MACONDO IN THE TIME OF SCREENS: TEACHING LITERATURE WITH DIGITAL TOOLS
University of Puget Sound (UNITED STATES)
About this paper:
Appears in:
ICERI2014 Proceedings
Publication year: 2014
Page: 4390 (abstract only)
ISBN: 978-84-617-2484-0
ISSN: 2340-1095
Conference name: 7th International Conference of Education, Research and Innovation
Dates: 17-19 November, 2014
Location: Seville, Spain
Abstract:
Kathleen Fitzpatrick (2010) defined Digital Humanities as “a nexus of fields within which scholars use computing technologies to investigate the kinds of questions that are traditional to the humanities” (12). While many universities in the United States have advanced the practice of the DH, John Unsworth (2010) notes that “community colleges, most largest state and regional universities, small schools, and many private campuses have been comparatively under involved” (np). Gold and Groom (2012) agree that the potential for projects in digital humanities pedagogy “lies in their ability to connect learners in ways that hack around the artificial boundaries of selectivity and elitism that educational institutions have long erected around themselves” (406). Alexander and Davis (2012) point that in the liberal arts environment “there are several arguments for disengagement, including problems of logistics, infrastructure, and campus identity” (368).

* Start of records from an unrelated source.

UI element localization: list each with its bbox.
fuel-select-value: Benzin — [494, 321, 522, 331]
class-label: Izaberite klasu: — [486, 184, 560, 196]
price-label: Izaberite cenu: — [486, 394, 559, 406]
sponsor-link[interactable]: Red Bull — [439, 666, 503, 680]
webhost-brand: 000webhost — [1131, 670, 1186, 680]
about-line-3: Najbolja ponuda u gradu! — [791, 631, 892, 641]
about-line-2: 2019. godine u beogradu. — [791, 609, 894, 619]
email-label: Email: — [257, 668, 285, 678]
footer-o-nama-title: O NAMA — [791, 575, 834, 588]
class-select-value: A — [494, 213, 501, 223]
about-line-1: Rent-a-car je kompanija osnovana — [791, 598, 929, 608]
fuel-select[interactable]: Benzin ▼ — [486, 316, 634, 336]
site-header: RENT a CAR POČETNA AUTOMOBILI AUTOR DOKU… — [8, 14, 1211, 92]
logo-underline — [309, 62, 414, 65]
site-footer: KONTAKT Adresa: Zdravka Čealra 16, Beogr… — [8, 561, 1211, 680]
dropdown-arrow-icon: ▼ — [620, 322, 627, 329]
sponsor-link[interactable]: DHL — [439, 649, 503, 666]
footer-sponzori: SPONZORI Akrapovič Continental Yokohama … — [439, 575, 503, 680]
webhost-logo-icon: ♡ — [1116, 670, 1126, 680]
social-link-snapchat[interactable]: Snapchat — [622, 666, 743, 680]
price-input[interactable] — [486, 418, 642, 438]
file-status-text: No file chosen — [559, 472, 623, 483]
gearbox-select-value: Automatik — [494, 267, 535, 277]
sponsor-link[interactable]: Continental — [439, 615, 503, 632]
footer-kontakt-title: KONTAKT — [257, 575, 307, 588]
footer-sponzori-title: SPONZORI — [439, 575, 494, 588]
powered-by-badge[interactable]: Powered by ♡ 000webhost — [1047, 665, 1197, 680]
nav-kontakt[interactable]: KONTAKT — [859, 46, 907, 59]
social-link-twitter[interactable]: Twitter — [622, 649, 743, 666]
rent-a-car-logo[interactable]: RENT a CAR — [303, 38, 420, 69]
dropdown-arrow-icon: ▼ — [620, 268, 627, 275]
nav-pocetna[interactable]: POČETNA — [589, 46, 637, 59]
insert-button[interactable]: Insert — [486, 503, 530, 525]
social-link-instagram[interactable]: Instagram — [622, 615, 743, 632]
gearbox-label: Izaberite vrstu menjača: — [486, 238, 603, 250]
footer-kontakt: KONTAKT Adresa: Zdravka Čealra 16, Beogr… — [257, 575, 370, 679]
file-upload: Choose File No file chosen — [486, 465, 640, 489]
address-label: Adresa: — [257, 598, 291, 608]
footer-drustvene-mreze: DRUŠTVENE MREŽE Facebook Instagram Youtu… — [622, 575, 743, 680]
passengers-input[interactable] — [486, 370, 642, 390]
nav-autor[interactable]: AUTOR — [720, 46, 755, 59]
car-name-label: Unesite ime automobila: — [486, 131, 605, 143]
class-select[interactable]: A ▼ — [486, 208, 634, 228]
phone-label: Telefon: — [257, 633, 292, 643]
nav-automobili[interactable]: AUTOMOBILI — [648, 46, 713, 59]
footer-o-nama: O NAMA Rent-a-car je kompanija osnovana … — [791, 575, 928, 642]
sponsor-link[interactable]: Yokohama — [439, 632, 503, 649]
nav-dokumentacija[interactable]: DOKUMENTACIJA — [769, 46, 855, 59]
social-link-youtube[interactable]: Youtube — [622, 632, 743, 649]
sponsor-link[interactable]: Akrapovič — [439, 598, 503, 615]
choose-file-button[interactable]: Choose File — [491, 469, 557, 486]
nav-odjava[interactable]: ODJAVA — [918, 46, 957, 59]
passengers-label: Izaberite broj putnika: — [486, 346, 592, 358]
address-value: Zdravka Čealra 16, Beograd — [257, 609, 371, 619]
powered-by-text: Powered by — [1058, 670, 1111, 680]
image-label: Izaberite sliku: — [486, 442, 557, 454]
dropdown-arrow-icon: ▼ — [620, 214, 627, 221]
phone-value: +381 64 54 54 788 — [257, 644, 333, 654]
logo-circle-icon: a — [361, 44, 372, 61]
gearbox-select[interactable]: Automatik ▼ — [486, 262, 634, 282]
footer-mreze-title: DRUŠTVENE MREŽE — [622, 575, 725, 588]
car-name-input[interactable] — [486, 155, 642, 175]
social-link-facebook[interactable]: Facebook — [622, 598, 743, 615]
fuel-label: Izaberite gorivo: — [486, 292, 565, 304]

Logistics, infrastructure, and campus identity are indeed key concerns in the development of courses in the Humanities at the University of Puget Sound, a liberal arts school in the United States, where a small group of faculty is involved in the integration of digital tools in otherwise traditional courses. While courses are conducted in person and within the university’s term regulations, projects and assignments are all completed online. In addition to blog posts that serve as writing assignments, students create word clouds, mind maps, digital timelines, and other text mining tools to generate class discussion; they annotate texts using wikis to reveal deeper meaning; and for final projects they use these tools to generate objects that are integrated into a digital-born document.
This presentation will explore student response to digital-born assignments in the capstone course “Around Macondo in Eighty Days” a literature-based course where the close reading of a text is the primary focus and discussion happens live but assignments are completed, submitted and assessed online. The presentation will include samples of student work, such as word clouds, wikis, mind maps and digital timelines used to examine themes, images and motifs in the novel One Hundred Years of Solitude by Gabriel Garcia Marquez, collected through two iterations of the course.Keywords:
Literature, Digital Humanities, online assignments, Macondo, Gabriel Garcia Marquez.